Ne pouvant l'avouer sans provoquer un tollé, elle défend en paroles le multilinguisme, mais évite soigneusement d'étudier les moyens éprouvés qui le promeuvent en pratique. Elle sait qu'un moyen de communication est indispensable, et que, dans l'esprit des citoyens, l'anglais est devenu incontournable. Il suffit donc de ne rien faire pour atteindre l'objectif secret, qui correspond à une politique anglo-saxonne explicitement définie (voir les ouvrages de Robert Phillipson, notamment Linguistic Imperialism, Oxford: University Press, 1992, où cette politique est décrite et documentée).


Si c'est le cas, il serait plus honnête, plutôt que de répondre à côté du sujet, de dire: "Notre défense du multilinguisme nous est dictée par des considérations de popularité, mais notre politique réelle est l'unité sans diversité: elle vise à l'expansion de l'anglais, et à la décadence de l'apprentissage des autres langues."


4. (J'ai hésité à formuler cette dernière hypothèse, craignant qu'elle soit trop contraire aux exigences de la courtoisie. Ce ne serait toutefois que vous rendre la monnaie de votre pièce. En effet, c'est transgresser les règles de politesse communément admises que d'adresser à un correspondant un message qui fait semblant d'être une réponse mais qui, en fait, ne répond à rien. Vous pouvez, bien sûr, voir dans cette quatrième hypothèse surtout de l'humour). À la Commission, on est illettré. Dans les études statistiques sur l'illettrisme, pour dépister les personnes qui souffrent de ce handicap, on leur soumet un texte puis on leur demande de le résumer, ou on pose quelques questions à son sujet, de manière à vérifier que le texte a été compris.

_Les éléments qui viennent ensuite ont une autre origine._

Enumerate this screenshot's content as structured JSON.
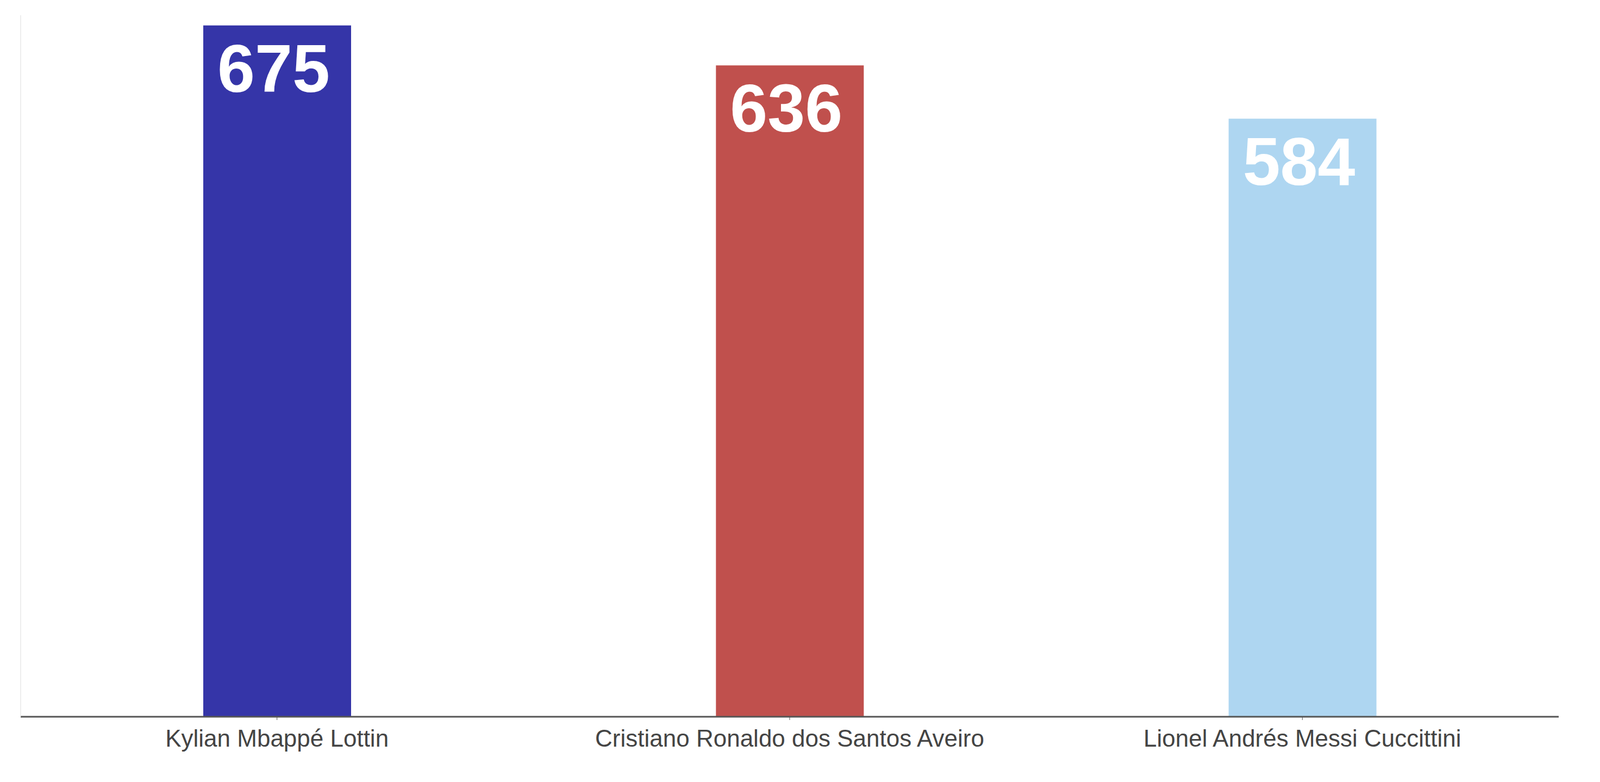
{
  "chart_data": {
    "type": "bar",
    "categories": [
      "Kylian Mbappé Lottin",
      "Cristiano Ronaldo dos Santos Aveiro",
      "Lionel Andrés Messi Cuccittini"
    ],
    "values": [
      675,
      636,
      584
    ],
    "colors": [
      "#3535a8",
      "#c0504d",
      "#aed6f1"
    ],
    "ylim": [
      0,
      685
    ],
    "grid": false,
    "data_labels": true,
    "tick_labels": "x"
  }
}
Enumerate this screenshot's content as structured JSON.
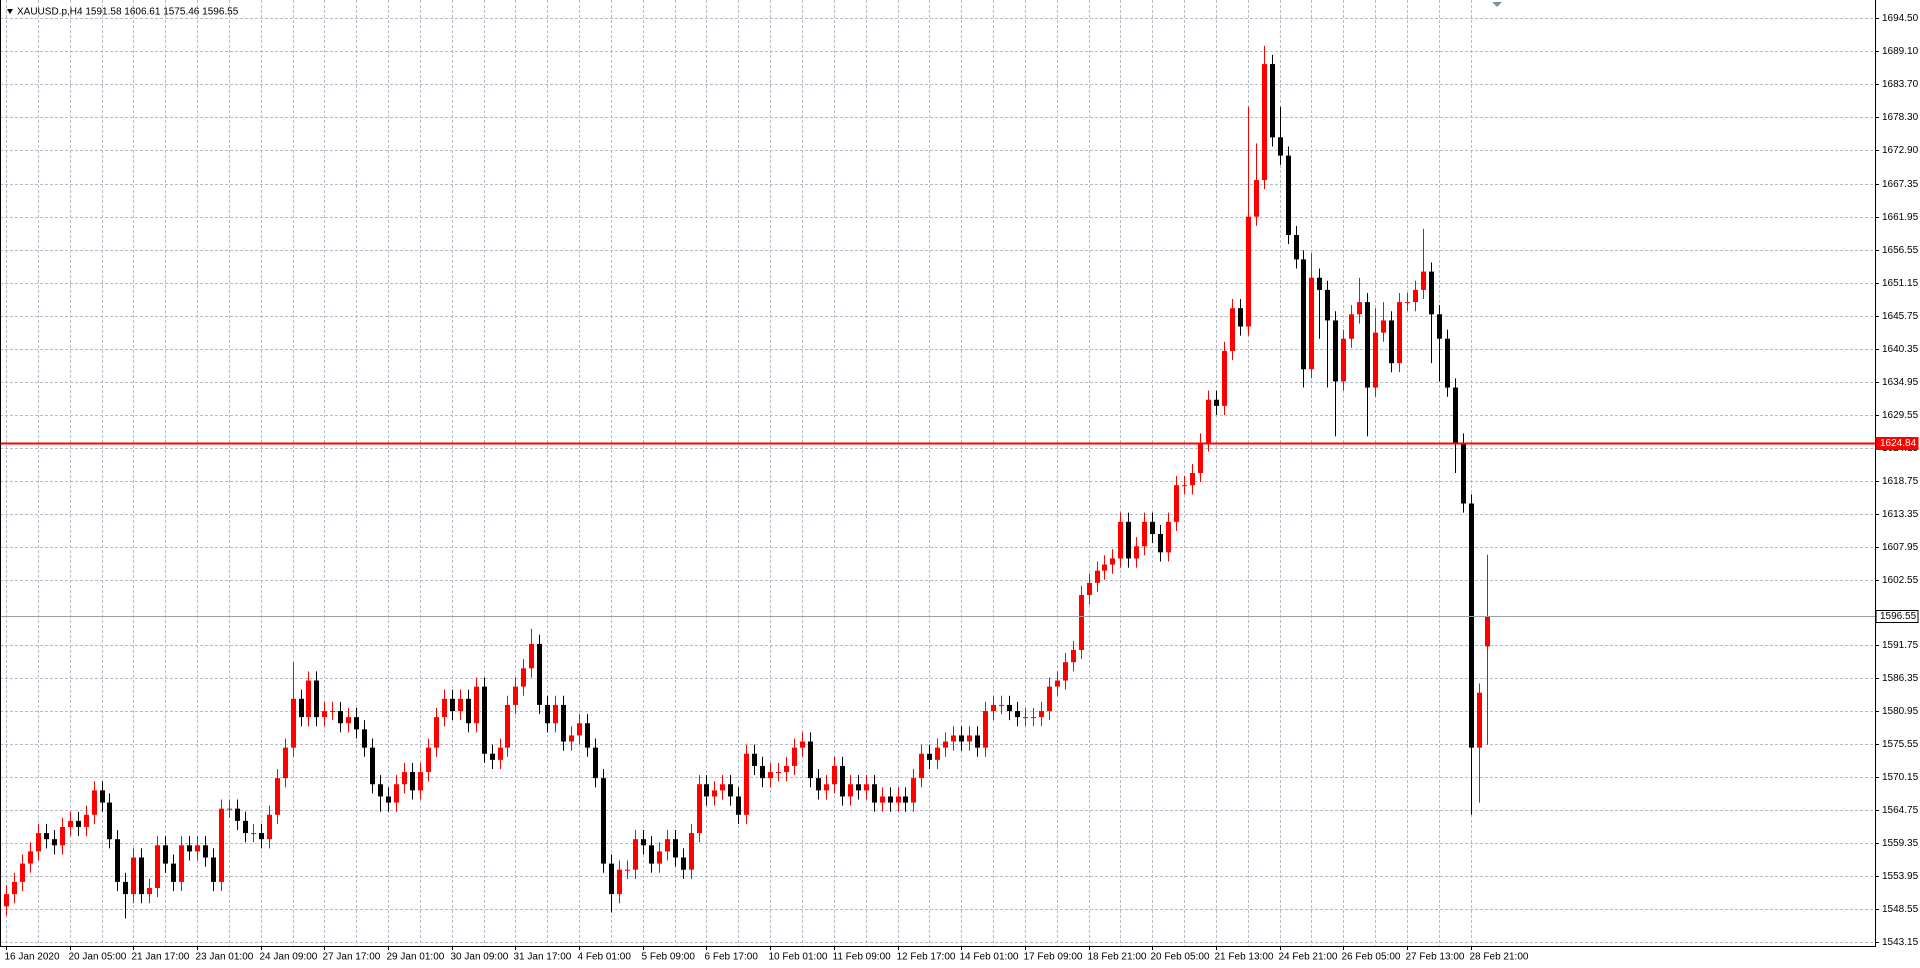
{
  "chart_data": {
    "type": "candlestick",
    "title": "XAUUSD.p,H4  1591.58 1606.61 1575.46 1596.55",
    "up_color": "#ff0000",
    "down_color": "#000000",
    "grid": true,
    "ylim": [
      1542.5,
      1697.5
    ],
    "yticks": [
      {
        "value": 1694.5,
        "label": "1694.50"
      },
      {
        "value": 1689.1,
        "label": "1689.10"
      },
      {
        "value": 1683.7,
        "label": "1683.70"
      },
      {
        "value": 1678.3,
        "label": "1678.30"
      },
      {
        "value": 1672.9,
        "label": "1672.90"
      },
      {
        "value": 1667.35,
        "label": "1667.35"
      },
      {
        "value": 1661.95,
        "label": "1661.95"
      },
      {
        "value": 1656.55,
        "label": "1656.55"
      },
      {
        "value": 1651.15,
        "label": "1651.15"
      },
      {
        "value": 1645.75,
        "label": "1645.75"
      },
      {
        "value": 1640.35,
        "label": "1640.35"
      },
      {
        "value": 1634.95,
        "label": "1634.95"
      },
      {
        "value": 1629.55,
        "label": "1629.55"
      },
      {
        "value": 1624.15,
        "label": "1624.15"
      },
      {
        "value": 1618.75,
        "label": "1618.75"
      },
      {
        "value": 1613.35,
        "label": "1613.35"
      },
      {
        "value": 1607.95,
        "label": "1607.95"
      },
      {
        "value": 1602.55,
        "label": "1602.55"
      },
      {
        "value": 1591.75,
        "label": "1591.75"
      },
      {
        "value": 1586.35,
        "label": "1586.35"
      },
      {
        "value": 1580.95,
        "label": "1580.95"
      },
      {
        "value": 1575.55,
        "label": "1575.55"
      },
      {
        "value": 1570.15,
        "label": "1570.15"
      },
      {
        "value": 1564.75,
        "label": "1564.75"
      },
      {
        "value": 1559.35,
        "label": "1559.35"
      },
      {
        "value": 1553.95,
        "label": "1553.95"
      },
      {
        "value": 1548.55,
        "label": "1548.55"
      },
      {
        "value": 1543.15,
        "label": "1543.15"
      }
    ],
    "hlines": [
      {
        "value": 1624.84,
        "label": "1624.84",
        "color": "#ff0000"
      },
      {
        "value": 1596.55,
        "label": "1596.55",
        "color": "#a0a0a0"
      }
    ],
    "categories": [
      "16 Jan 2020",
      null,
      null,
      null,
      null,
      null,
      null,
      null,
      "20 Jan 05:00",
      null,
      null,
      null,
      null,
      null,
      null,
      null,
      "21 Jan 17:00",
      null,
      null,
      null,
      null,
      null,
      null,
      null,
      "23 Jan 01:00",
      null,
      null,
      null,
      null,
      null,
      null,
      null,
      "24 Jan 09:00",
      null,
      null,
      null,
      null,
      null,
      null,
      null,
      "27 Jan 17:00",
      null,
      null,
      null,
      null,
      null,
      null,
      null,
      "29 Jan 01:00",
      null,
      null,
      null,
      null,
      null,
      null,
      null,
      "30 Jan 09:00",
      null,
      null,
      null,
      null,
      null,
      null,
      null,
      "31 Jan 17:00",
      null,
      null,
      null,
      null,
      null,
      null,
      null,
      "4 Feb 01:00",
      null,
      null,
      null,
      null,
      null,
      null,
      null,
      "5 Feb 09:00",
      null,
      null,
      null,
      null,
      null,
      null,
      null,
      "6 Feb 17:00",
      null,
      null,
      null,
      null,
      null,
      null,
      null,
      "10 Feb 01:00",
      null,
      null,
      null,
      null,
      null,
      null,
      null,
      "11 Feb 09:00",
      null,
      null,
      null,
      null,
      null,
      null,
      null,
      "12 Feb 17:00",
      null,
      null,
      null,
      null,
      null,
      null,
      null,
      "14 Feb 01:00",
      null,
      null,
      null,
      null,
      null,
      null,
      null,
      "17 Feb 09:00",
      null,
      null,
      null,
      null,
      null,
      null,
      null,
      "18 Feb 21:00",
      null,
      null,
      null,
      null,
      null,
      null,
      null,
      "20 Feb 05:00",
      null,
      null,
      null,
      null,
      null,
      null,
      null,
      "21 Feb 13:00",
      null,
      null,
      null,
      null,
      null,
      null,
      null,
      "24 Feb 21:00",
      null,
      null,
      null,
      null,
      null,
      null,
      null,
      "26 Feb 05:00",
      null,
      null,
      null,
      null,
      null,
      null,
      null,
      "27 Feb 13:00",
      null,
      null,
      null,
      null,
      null,
      null,
      null,
      "28 Feb 21:00",
      null,
      null
    ],
    "open": [
      1549,
      1551,
      1553,
      1556,
      1558,
      1561,
      1560,
      1559,
      1562,
      1563,
      1562,
      1564,
      1568,
      1566,
      1560,
      1553,
      1551,
      1557,
      1551,
      1552,
      1559,
      1556,
      1553,
      1559,
      1558,
      1559,
      1557,
      1553,
      1565,
      1565,
      1563,
      1561,
      1561,
      1560,
      1564,
      1570,
      1575,
      1583,
      1580,
      1586,
      1580,
      1581,
      1581,
      1579,
      1580,
      1578,
      1575,
      1569,
      1567,
      1566,
      1569,
      1571,
      1568,
      1571,
      1575,
      1580,
      1583,
      1581,
      1583,
      1579,
      1585,
      1574,
      1573,
      1575,
      1582,
      1585,
      1588,
      1592,
      1582,
      1579,
      1582,
      1576,
      1577,
      1579,
      1575,
      1570,
      1556,
      1551,
      1555,
      1555,
      1560,
      1559,
      1556,
      1558,
      1560,
      1557,
      1555,
      1561,
      1569,
      1567,
      1568,
      1569,
      1567,
      1564,
      1574,
      1572,
      1570,
      1571,
      1571,
      1572,
      1575,
      1576,
      1570,
      1568,
      1569,
      1572,
      1567,
      1569,
      1568,
      1569,
      1566,
      1567,
      1566,
      1567,
      1566,
      1570,
      1574,
      1573,
      1575,
      1576,
      1577,
      1576,
      1577,
      1575,
      1581,
      1582,
      1582,
      1581,
      1580,
      1580,
      1580,
      1581,
      1585,
      1586,
      1589,
      1591,
      1600,
      1602,
      1604,
      1605,
      1606,
      1612,
      1606,
      1608,
      1612,
      1610,
      1607,
      1612,
      1618,
      1618,
      1620,
      1625,
      1632,
      1631,
      1640,
      1647,
      1644,
      1662,
      1668,
      1687,
      1675,
      1672,
      1659,
      1655,
      1637,
      1652,
      1650,
      1645,
      1635,
      1642,
      1646,
      1648,
      1634,
      1643,
      1645,
      1638,
      1648,
      1648,
      1650,
      1653,
      1646,
      1642,
      1634,
      1625,
      1615,
      1575,
      1591.58
    ],
    "high": [
      1552.5,
      1554.5,
      1557.5,
      1559.5,
      1562.5,
      1562.5,
      1561.5,
      1563.5,
      1564.5,
      1564.5,
      1565.5,
      1569.5,
      1569.5,
      1567.5,
      1561.5,
      1554.5,
      1558.5,
      1558.5,
      1553.5,
      1560.5,
      1560.5,
      1557.5,
      1560.5,
      1560.5,
      1560.5,
      1560.5,
      1558.5,
      1566.5,
      1566.5,
      1566.5,
      1564.5,
      1562.5,
      1562.5,
      1565.5,
      1571.5,
      1576.5,
      1589,
      1584.5,
      1587.5,
      1587.5,
      1582.5,
      1582.5,
      1582.5,
      1581.5,
      1581.5,
      1579.5,
      1576.5,
      1570.5,
      1568.5,
      1570.5,
      1572.5,
      1572.5,
      1572.5,
      1576.5,
      1581.5,
      1584.5,
      1584.5,
      1584.5,
      1584.5,
      1586.5,
      1586.5,
      1575.5,
      1576.5,
      1583.5,
      1586.5,
      1589.5,
      1594.5,
      1593.5,
      1583.5,
      1583.5,
      1583.5,
      1578.5,
      1580.5,
      1580.5,
      1576.5,
      1571.5,
      1557.5,
      1556.5,
      1556.5,
      1561.5,
      1561.5,
      1560.5,
      1559.5,
      1561.5,
      1561.5,
      1558.5,
      1562.5,
      1570.5,
      1570.5,
      1569.5,
      1570.5,
      1570.5,
      1568.5,
      1575.5,
      1575.5,
      1573.5,
      1572.5,
      1572.5,
      1573.5,
      1576.5,
      1577.5,
      1577.5,
      1571.5,
      1570.5,
      1573.5,
      1573.5,
      1570.5,
      1570.5,
      1570.5,
      1570.5,
      1568.5,
      1568.5,
      1568.5,
      1568.5,
      1571.5,
      1575.5,
      1575.5,
      1576.5,
      1577.5,
      1578.5,
      1578.5,
      1578.5,
      1578.5,
      1582.5,
      1583.5,
      1583.5,
      1583.5,
      1582.5,
      1581.5,
      1581.5,
      1582.5,
      1586.5,
      1587.5,
      1590.5,
      1592.5,
      1601.5,
      1603.5,
      1605.5,
      1606.5,
      1607.5,
      1613.5,
      1613.5,
      1609.5,
      1613.5,
      1613.5,
      1611.5,
      1613.5,
      1619.5,
      1619.5,
      1621.5,
      1626.5,
      1633.5,
      1633.5,
      1641.5,
      1648.5,
      1648.5,
      1680,
      1674,
      1690,
      1688.5,
      1680,
      1673.5,
      1660.5,
      1656.5,
      1656,
      1653.5,
      1651.5,
      1646.5,
      1643.5,
      1647.5,
      1652,
      1649.5,
      1647,
      1648,
      1646.5,
      1649.5,
      1649.5,
      1651.5,
      1660,
      1654.5,
      1647.5,
      1643.5,
      1635.5,
      1626.5,
      1616.5,
      1585.5,
      1606.61
    ],
    "low": [
      1547.5,
      1549.5,
      1551.5,
      1554.5,
      1556.5,
      1558.5,
      1557.5,
      1557.5,
      1560.5,
      1560.5,
      1560.5,
      1562.5,
      1564.5,
      1558.5,
      1551.5,
      1547,
      1549.5,
      1549.5,
      1549.5,
      1550.5,
      1554.5,
      1551.5,
      1551.5,
      1556.5,
      1556.5,
      1555.5,
      1551.5,
      1551.5,
      1563.5,
      1561.5,
      1559.5,
      1559.5,
      1558.5,
      1558.5,
      1562.5,
      1568.5,
      1573.5,
      1578.5,
      1578.5,
      1578.5,
      1578.5,
      1579.5,
      1577.5,
      1577.5,
      1576.5,
      1573.5,
      1567.5,
      1564.5,
      1564.5,
      1564.5,
      1567.5,
      1566.5,
      1566.5,
      1569.5,
      1573.5,
      1578.5,
      1579.5,
      1579.5,
      1577.5,
      1577.5,
      1572.5,
      1571.5,
      1571.5,
      1573.5,
      1580.5,
      1583.5,
      1586.5,
      1580.5,
      1577.5,
      1577.5,
      1574.5,
      1574.5,
      1575.5,
      1573.5,
      1568.5,
      1554.5,
      1548,
      1549.5,
      1553.5,
      1553.5,
      1557.5,
      1554.5,
      1554.5,
      1556.5,
      1555.5,
      1553.5,
      1553.5,
      1559.5,
      1565.5,
      1565.5,
      1566.5,
      1565.5,
      1562.5,
      1562.5,
      1570.5,
      1568.5,
      1568.5,
      1569.5,
      1569.5,
      1570.5,
      1573.5,
      1568.5,
      1566.5,
      1566.5,
      1567.5,
      1565.5,
      1565.5,
      1566.5,
      1566.5,
      1564.5,
      1564.5,
      1564.5,
      1564.5,
      1564.5,
      1564.5,
      1568.5,
      1571.5,
      1571.5,
      1573.5,
      1574.5,
      1574.5,
      1574.5,
      1573.5,
      1573.5,
      1579.5,
      1580.5,
      1579.5,
      1578.5,
      1578.5,
      1578.5,
      1578.5,
      1579.5,
      1583.5,
      1584.5,
      1587.5,
      1589.5,
      1598.5,
      1600.5,
      1602.5,
      1603.5,
      1604.5,
      1604.5,
      1604.5,
      1606.5,
      1608.5,
      1605.5,
      1605.5,
      1610.5,
      1616.5,
      1616.5,
      1618.5,
      1623.5,
      1629.5,
      1629.5,
      1638.5,
      1642.5,
      1642.5,
      1660.5,
      1666.5,
      1673.5,
      1670.5,
      1657.5,
      1653.5,
      1634,
      1635.5,
      1642,
      1634,
      1626,
      1633.5,
      1640.5,
      1644.5,
      1626,
      1632.5,
      1641.5,
      1636.5,
      1636.5,
      1646.5,
      1646.5,
      1648.5,
      1638,
      1635,
      1632.5,
      1620,
      1613.5,
      1564,
      1566,
      1575.46
    ],
    "close": [
      1551,
      1553,
      1556,
      1558,
      1561,
      1560,
      1559,
      1562,
      1563,
      1562,
      1564,
      1568,
      1566,
      1560,
      1553,
      1551,
      1557,
      1551,
      1552,
      1559,
      1556,
      1553,
      1559,
      1558,
      1559,
      1557,
      1553,
      1565,
      1565,
      1563,
      1561,
      1561,
      1560,
      1564,
      1570,
      1575,
      1583,
      1580,
      1586,
      1580,
      1581,
      1581,
      1579,
      1580,
      1578,
      1575,
      1569,
      1567,
      1566,
      1569,
      1571,
      1568,
      1571,
      1575,
      1580,
      1583,
      1581,
      1583,
      1579,
      1585,
      1574,
      1573,
      1575,
      1582,
      1585,
      1588,
      1592,
      1582,
      1579,
      1582,
      1576,
      1577,
      1579,
      1575,
      1570,
      1556,
      1551,
      1555,
      1555,
      1560,
      1559,
      1556,
      1558,
      1560,
      1557,
      1555,
      1561,
      1569,
      1567,
      1568,
      1569,
      1567,
      1564,
      1574,
      1572,
      1570,
      1571,
      1571,
      1572,
      1575,
      1576,
      1570,
      1568,
      1569,
      1572,
      1567,
      1569,
      1568,
      1569,
      1566,
      1567,
      1566,
      1567,
      1566,
      1570,
      1574,
      1573,
      1575,
      1576,
      1577,
      1576,
      1577,
      1575,
      1581,
      1582,
      1582,
      1581,
      1580,
      1580,
      1580,
      1581,
      1585,
      1586,
      1589,
      1591,
      1600,
      1602,
      1604,
      1605,
      1606,
      1612,
      1606,
      1608,
      1612,
      1610,
      1607,
      1612,
      1618,
      1618,
      1620,
      1625,
      1632,
      1631,
      1640,
      1647,
      1644,
      1662,
      1668,
      1687,
      1675,
      1672,
      1659,
      1655,
      1637,
      1652,
      1650,
      1645,
      1635,
      1642,
      1646,
      1648,
      1634,
      1643,
      1645,
      1638,
      1648,
      1648,
      1650,
      1653,
      1646,
      1642,
      1634,
      1625,
      1615,
      1575,
      1584,
      1596.55
    ]
  }
}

La réponse que vous m'avez adressée est typique d'une réponse d'illettré: peut-être avez-vous réussi à la lire, mais vous n'en avez pas saisi le sens. Dont acte.


Je me permets de vous signaler que dans les mois qui viennent je donnerai une série de conférences sur le multilinguisme en Europe, par exemple le 14 mai à Angers, le 14 juin à Clermont-Ferrand, le 8 octobre à Vienne (Autriche), le 14 octobre à Genève, etc. Je me propose de donner lecture de ma lettre et de votre réponse. Je laisserai au public le soin de décider laquelle des hypothèses précitées explique l'étrange réponse que vous m'avez adressée. Il va sans dire que quand je dis "vous", il ne s'agit pas de vous personnellement, Mme Vlaeminck. Je suppose que vous faites ce qu'on vous dit de faire sans avoir le choix. Je veux dire "ceux qui, à la Commission, décident d'adresser aux citoyens ce genre de réponse-bidon".


Veuillez croire, Chère Madame, à mes sentiments les plus cordiaux.